Twenty-six U.S. governors, all Republican, announced the creation of a Border Strike Force to "disrupt and dismantle transnational criminal organizations" on April 19.
The group of governors signed a memorandum of understanding, pledging to work together to "serve as a force multiplier to target cartels and criminal networks financially and operationally."
The group includes two border states—Arizona and Texas—as well as 24 others: Alabama, Alaska, Arkansas, Florida, Georgia, Idaho, Indiana, Iowa, Maryland, Mississippi, Missouri, Montana, Nebraska, New Hampshire, North Dakota, Ohio, Oklahoma, South Carolina, South Dakota, Tennessee, Utah, Virginia, West Virginia, and Wyoming.
"In the absence of federal leadership, states are partnering together to create the American Governors’ Border Strike Force to disrupt and dismantle transnational criminal organizations by increasing collaboration, improving intelligence, investing in analysis, combating human smuggling, and stopping drug flow in our states," the agreement states.
The governors will coordinate to share intelligence, disrupt smuggling corridors, and assist border states. They plan to focus efforts on targeting cartel finances and border-related crime.
The participating states also plan to review state laws regarding human trafficking, drug trafficking, and transnational criminal organizations "to ensure that such crimes are prosecuted to the fullest extent of the law."

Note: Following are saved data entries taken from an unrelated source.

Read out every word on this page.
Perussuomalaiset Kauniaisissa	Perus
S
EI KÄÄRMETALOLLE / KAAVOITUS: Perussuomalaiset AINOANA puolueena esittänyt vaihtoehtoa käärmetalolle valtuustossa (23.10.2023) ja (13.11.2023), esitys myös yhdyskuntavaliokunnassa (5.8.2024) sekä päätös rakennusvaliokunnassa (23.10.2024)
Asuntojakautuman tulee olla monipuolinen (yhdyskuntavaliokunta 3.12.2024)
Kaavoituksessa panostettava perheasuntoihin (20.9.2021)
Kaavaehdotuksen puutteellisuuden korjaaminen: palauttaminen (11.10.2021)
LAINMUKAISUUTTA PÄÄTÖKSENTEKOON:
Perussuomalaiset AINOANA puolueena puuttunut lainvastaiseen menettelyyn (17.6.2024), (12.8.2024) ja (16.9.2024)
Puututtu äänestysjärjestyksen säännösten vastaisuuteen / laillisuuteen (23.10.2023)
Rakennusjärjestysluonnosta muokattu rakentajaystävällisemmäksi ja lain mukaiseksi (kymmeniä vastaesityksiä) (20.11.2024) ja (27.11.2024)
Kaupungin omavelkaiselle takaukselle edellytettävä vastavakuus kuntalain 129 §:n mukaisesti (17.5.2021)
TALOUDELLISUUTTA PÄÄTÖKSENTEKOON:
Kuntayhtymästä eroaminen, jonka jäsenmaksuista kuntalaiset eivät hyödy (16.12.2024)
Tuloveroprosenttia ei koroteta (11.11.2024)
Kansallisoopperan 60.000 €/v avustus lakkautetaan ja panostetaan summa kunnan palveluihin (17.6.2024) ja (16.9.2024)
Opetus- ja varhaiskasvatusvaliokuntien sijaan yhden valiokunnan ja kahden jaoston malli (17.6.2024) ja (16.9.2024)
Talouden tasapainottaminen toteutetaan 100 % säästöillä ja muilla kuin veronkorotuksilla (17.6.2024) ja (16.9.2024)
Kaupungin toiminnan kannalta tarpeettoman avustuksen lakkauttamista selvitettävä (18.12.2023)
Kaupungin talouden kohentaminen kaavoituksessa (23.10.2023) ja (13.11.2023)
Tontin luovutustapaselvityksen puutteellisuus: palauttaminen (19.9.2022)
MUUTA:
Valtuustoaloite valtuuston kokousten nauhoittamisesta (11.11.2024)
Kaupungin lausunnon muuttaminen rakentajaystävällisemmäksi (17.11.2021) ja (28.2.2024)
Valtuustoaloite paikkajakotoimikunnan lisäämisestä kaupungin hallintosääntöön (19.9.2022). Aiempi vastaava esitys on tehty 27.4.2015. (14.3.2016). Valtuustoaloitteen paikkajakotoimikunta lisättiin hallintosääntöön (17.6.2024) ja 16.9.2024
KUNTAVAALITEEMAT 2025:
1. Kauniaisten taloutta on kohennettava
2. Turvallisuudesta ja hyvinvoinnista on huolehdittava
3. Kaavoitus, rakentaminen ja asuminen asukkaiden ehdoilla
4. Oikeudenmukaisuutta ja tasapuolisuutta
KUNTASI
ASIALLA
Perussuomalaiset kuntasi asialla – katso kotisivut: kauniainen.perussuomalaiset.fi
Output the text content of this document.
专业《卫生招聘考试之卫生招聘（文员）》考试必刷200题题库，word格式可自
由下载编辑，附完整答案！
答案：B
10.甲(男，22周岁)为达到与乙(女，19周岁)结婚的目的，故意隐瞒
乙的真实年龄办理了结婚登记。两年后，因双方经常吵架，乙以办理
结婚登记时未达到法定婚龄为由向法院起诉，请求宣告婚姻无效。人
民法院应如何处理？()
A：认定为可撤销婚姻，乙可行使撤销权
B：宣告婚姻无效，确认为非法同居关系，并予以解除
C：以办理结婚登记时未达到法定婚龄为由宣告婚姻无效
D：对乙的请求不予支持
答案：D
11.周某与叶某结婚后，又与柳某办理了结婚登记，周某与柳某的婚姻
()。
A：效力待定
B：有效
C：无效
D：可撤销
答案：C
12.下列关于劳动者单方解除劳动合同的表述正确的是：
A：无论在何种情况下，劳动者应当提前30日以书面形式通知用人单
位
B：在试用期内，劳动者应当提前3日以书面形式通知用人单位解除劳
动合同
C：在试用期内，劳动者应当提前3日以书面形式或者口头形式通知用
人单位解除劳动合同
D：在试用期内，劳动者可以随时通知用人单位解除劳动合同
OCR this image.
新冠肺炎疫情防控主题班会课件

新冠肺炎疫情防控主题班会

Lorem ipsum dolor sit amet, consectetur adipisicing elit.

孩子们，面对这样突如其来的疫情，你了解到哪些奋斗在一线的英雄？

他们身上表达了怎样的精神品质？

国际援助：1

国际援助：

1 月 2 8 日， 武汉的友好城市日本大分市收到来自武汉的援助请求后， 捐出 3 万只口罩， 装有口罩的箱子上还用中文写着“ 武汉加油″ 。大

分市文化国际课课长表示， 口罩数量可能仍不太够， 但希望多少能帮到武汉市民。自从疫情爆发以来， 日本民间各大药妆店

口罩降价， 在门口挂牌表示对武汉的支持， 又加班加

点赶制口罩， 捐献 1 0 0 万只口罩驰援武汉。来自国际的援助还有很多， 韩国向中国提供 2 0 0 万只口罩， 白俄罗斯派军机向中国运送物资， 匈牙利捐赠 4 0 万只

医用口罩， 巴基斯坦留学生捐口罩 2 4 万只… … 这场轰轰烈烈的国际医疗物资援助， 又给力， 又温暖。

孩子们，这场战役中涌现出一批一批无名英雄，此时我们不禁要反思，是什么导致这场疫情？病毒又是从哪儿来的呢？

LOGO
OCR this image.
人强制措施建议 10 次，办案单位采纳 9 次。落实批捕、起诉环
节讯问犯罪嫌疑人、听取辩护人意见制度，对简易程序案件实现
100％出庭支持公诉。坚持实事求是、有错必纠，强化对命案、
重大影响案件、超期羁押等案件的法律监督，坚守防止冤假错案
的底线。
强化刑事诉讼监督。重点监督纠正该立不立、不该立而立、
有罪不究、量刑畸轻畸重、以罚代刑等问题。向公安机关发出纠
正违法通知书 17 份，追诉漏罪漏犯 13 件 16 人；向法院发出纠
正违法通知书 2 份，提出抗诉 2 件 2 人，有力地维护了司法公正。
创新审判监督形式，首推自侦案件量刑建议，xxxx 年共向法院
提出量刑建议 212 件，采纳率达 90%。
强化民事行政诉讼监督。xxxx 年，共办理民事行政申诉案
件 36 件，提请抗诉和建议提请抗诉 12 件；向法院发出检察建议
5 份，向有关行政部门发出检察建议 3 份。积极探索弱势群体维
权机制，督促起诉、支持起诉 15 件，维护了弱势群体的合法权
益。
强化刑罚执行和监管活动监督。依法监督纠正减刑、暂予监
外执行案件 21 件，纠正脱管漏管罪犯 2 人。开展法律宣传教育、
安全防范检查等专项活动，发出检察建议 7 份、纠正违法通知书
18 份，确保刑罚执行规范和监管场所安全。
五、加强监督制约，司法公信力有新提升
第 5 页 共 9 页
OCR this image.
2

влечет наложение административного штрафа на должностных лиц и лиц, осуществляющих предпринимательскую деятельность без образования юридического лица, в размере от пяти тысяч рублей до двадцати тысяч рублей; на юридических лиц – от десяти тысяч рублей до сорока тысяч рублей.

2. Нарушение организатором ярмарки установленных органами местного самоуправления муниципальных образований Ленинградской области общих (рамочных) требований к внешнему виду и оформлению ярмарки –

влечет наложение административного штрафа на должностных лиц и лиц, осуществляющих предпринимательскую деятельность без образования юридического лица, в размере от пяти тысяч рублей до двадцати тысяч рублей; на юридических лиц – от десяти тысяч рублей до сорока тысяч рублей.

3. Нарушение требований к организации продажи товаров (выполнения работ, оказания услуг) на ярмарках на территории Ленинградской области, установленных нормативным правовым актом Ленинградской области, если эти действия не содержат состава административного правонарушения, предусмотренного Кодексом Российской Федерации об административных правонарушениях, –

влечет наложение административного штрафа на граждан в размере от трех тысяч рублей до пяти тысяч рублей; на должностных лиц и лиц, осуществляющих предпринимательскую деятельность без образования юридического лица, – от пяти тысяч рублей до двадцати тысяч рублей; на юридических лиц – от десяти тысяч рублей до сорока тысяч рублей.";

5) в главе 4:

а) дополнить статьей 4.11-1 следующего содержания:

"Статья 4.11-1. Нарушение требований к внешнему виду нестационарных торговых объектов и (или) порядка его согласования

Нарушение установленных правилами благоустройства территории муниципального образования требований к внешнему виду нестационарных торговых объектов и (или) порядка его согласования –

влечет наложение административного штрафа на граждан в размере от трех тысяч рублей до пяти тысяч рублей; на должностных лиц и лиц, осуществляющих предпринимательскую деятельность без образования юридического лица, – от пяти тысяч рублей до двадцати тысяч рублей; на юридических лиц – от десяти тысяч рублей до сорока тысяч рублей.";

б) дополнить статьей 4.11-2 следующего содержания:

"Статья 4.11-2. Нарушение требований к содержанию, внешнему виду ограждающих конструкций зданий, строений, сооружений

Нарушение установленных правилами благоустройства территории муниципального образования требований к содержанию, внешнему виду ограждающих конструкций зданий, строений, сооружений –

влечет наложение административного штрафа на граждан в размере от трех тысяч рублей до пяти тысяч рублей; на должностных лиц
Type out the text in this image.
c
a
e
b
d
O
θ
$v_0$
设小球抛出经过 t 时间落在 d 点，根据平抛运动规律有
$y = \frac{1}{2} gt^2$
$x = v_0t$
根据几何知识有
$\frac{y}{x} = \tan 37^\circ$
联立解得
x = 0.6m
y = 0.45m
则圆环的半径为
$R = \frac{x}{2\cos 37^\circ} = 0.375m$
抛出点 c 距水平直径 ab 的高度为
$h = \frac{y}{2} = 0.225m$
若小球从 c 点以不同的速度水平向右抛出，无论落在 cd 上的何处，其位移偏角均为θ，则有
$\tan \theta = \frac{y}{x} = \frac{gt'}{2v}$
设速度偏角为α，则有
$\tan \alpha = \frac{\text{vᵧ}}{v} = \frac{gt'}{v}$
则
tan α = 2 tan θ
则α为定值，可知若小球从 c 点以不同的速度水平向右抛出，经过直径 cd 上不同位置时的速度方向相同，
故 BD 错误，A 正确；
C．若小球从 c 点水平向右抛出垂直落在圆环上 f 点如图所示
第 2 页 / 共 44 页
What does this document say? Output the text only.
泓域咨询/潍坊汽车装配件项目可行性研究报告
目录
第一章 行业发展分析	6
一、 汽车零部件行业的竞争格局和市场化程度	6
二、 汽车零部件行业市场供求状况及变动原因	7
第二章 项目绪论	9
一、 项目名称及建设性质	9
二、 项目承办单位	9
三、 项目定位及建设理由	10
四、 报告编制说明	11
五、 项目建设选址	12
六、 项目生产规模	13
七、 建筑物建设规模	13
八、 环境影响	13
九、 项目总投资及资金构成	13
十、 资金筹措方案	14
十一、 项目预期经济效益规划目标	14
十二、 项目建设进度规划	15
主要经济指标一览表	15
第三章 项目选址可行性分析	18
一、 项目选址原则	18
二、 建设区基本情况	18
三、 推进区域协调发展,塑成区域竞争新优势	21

States can request help from other participating states and state-specific certifications and licenses will be honored among the states. Each state is responsible for its own costs.
"Despite what the Biden Admin would have you believe, criminals, drugs & human trafficking don’t just stay on the border. They make their way to every state," Reeves wrote on April 19.
Idaho Gov. Brad Little accused President Joe Biden of refusing to address the border crisis.
Arizona Gov. Doug Ducey said his state has had a similar state-level border strike force in operation since 2015.